5.3 Install Brave from the official repo
If the community repo lists community/brave, install it with:
sudo pacman -S brave
The package pulls in all runtime dependencies automatically. Once done, launch Brave from the application menu or via:
brave-browser
Why this matters: A direct pacman installation means you get the same update cadence as other system packages; no need to manually rebuild on kernel upgrades.
5.4 When the community repo is missing: use an AUR helper
Brave’s latest releases sometimes lag behind in the official repos. On Manjaro, many users prefer yay or paru. The most common AUR package is brave-bin, which installs the binary from Brave’s own repository.
# Using yay (install if you don't have it yet)
sudo pacman -S --needed git base-devel
git clone https://aur.archlinux.org/yay.git
cd yay && makepkg -si
# Then install Brave
yay -S brave-bin
During the build, you'll be prompted to accept the license and confirm dependencies. The helper will also set up a systemd service so Brave starts automatically if you choose that option.
Why this matters: AUR builds keep you on the bleeding‑edge version of Brave, but they require manual intervention when Brave releases a new update or when your kernel changes.
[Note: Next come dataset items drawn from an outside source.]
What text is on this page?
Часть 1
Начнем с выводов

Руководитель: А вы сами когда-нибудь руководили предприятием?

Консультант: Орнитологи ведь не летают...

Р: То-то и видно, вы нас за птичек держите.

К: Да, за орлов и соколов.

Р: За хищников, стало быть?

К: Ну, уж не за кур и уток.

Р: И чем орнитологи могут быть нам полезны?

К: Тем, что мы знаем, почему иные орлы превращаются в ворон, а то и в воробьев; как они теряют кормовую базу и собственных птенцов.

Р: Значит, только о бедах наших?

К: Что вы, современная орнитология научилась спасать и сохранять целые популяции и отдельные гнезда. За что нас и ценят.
5.5 Verify the install and fix common hiccups
Launch from terminal:
brave-browser --headless
If you get “cannot open shared object file”, double‑check that all dynamic libraries (libX11, libxcb) are present—sudo pacman -S xorg-x11-server-utils.
After a kernel upgrade:
Some users have reported Brave crashing until the brave package is recompiled against the new headers. Running:sudo pacman -Syu --asdeps brave
forces an update and rebuild.
If you see “Failed to load configuration”:
Delete ~/.config/BraveSoftware/Brave-Browser (or rename it for backup) and restart Brave. It will regenerate defaults cleanly.
Real‑world observation: After the 21.2 kernel bump, a handful of users noticed Brave would open but immediately exit with “Segmentation fault”. Reinstalling via pacman solved that without any manual tweaking—proof that the packaged build is more resilient than raw binaries on a rolling‑release distro.
5.6 Keep Brave in sync
For repository installations, updates happen automatically:
sudo pacman -Syu
For AUR builds, you’ll need to run the helper periodically:
yay -Syu brave-bin
A quick check is handy: brave-browser --version tells you which release you’re on.
That’s all there is to it. Once Brave is installed, you can enjoy ad‑free browsing with minimal fuss—no more guessing at which repository or build will work.